Outstanding objects are also what you want in a museum show besides a compelling story. Luckily there are dozens of them here, such as a Mochica forehead ornament with feline head and octopus tentacles ending in tiny catfish heads made of gold and shells, on loan from the Museo de la Nacion in Lima. Repatriated in 2006, it is being exhibited here for the first time since its return to Peru. It is spectacular, of course, gleaming under bright spotlights. Seeing this piece alone is probably worth the price of admission.
Further highlights include important objects in gold, silver and turquoise from the Royal Tombs of Sipan, unearthed in 1987 and considered to be the most significant archaeological find in Peru since the rediscovery of Machu Picchu: I can remember reading about these excavations in the pages of National Geographic. One terrific piece to look out for is the gold and turquoise ear disc depicting a warrior.
Most of the great archaeological objects are in the first few rooms, which are devoted in part to illustrating ways in which archaeology helped rewrite the national history, beginning with the discovery of Machu Picchu.
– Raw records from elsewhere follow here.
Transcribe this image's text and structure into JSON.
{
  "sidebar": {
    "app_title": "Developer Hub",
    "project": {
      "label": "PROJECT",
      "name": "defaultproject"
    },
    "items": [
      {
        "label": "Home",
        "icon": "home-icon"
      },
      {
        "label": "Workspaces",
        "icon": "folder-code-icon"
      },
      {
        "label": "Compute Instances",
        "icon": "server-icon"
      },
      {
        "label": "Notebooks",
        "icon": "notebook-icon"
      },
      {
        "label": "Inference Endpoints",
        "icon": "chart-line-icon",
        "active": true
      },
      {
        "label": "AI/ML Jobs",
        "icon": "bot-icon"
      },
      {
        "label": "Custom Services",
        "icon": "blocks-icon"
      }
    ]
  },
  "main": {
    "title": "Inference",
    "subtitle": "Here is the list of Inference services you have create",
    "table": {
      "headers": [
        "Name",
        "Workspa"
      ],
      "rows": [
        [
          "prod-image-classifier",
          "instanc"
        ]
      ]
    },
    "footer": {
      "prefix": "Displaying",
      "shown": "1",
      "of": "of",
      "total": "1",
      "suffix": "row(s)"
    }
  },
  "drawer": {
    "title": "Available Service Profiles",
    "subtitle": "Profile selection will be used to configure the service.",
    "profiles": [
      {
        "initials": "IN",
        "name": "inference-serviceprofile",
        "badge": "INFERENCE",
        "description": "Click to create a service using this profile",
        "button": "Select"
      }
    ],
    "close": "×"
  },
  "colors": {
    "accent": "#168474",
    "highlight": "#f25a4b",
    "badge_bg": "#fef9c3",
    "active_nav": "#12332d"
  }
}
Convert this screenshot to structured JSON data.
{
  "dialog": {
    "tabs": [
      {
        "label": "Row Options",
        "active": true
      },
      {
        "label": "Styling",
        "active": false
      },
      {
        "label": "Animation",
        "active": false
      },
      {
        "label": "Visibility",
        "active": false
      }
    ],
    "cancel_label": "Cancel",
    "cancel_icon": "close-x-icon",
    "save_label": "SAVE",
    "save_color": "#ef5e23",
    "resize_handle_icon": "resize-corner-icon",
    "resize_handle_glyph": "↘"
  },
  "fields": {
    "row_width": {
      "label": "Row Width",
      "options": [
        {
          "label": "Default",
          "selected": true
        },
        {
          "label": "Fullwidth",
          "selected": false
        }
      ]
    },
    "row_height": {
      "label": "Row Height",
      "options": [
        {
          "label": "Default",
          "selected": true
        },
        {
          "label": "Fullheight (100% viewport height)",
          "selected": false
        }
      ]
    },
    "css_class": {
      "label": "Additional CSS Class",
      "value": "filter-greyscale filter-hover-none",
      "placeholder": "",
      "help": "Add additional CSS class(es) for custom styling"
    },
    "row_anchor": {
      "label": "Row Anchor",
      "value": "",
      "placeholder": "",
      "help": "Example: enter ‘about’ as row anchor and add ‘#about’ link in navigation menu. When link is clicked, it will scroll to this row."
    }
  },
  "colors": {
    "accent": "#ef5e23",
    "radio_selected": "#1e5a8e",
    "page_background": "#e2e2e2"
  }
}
In addition to the great Inca Empire, Peru was home to many, earlier, equally splendid civilizations such as the Mochica, Lambayeque and Chimu to the north and the Paracas and Nazca to the south.
Beyond outstanding individual objects, one of the things I really like about this show is the attention paid to representations of myths, rituals and symbols, in particular to the way they are recycled and transformed through history. The “Black Christ,” a staple of colonial religious iconography, is for instance a hybrid of Catholic imagery of the Crucifixion of Christ and the “Lord of Earthquakes,” an Andean animistic deity.
Not everyone will be admiring of the modern pictures here, though, for Peruvians like the exhibition curator, Victor Pimentel, Curator of Pre-Columbian Art at the Montreal Museum of Fine Arts, they elicit a tremendous pride. For him they represent a “revalorization” of once maligned indigenous symbols in service of a new, shared national identity. A culture looking back, while looking forward, is the message that shines brightly through this marvelously enlightening show.
“Peru: Kingdoms of the Sun and the Moon” is at the Montreal Museum of Fine Arts, Montreal, through June 16th.